Its natural habitat is subtropical or tropical moist lowland forests.

==Taxonomy and systematics==
The purple-winged roller was formally described in 1819 by the French ornithologist Louis Pierre Vieillot under the binomial name Garrulus temminckii. The specific epithet was chosen to honour the Dutch ornithologist Coenraad Jacob Temminck. The type locality is the island of Sulawesi. The purple-winged roller is now one of nine species placed in the genus Coracias that was introduced by Carl Linnaeus in 1758. A molecular phylogenetic study published in 2018 found that the purple-winged roller was most closely related to the Indochinese roller (Coracias affinis).

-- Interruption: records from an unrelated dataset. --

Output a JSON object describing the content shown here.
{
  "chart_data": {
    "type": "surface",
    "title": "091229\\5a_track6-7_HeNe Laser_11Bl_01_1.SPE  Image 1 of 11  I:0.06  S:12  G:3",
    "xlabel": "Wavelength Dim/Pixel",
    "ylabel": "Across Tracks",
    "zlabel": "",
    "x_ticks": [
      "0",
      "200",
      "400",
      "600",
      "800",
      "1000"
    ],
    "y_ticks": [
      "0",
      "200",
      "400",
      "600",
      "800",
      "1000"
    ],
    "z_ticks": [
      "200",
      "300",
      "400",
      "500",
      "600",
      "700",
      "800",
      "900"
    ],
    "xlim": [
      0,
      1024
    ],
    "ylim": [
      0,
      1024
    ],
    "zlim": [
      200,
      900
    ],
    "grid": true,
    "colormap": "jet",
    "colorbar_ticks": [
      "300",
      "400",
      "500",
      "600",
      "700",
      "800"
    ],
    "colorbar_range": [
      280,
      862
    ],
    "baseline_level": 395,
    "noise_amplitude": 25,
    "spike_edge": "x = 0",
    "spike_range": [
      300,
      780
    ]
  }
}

Alternate names for the purple-winged roller include the Celebes roller, Sulawesi roller, and Temminck's roller.

==Description==
The purple-winged roller is 30–34 cm in length, similar in size to the Eurasian jay. The cap and upper-tail coverts are bright azure blue, the back is dark-olive, with the rest of the plumage mainly dark blue. The large bill is black. The sexes are alike. Juveniles are similar to the adults but with duller plumage.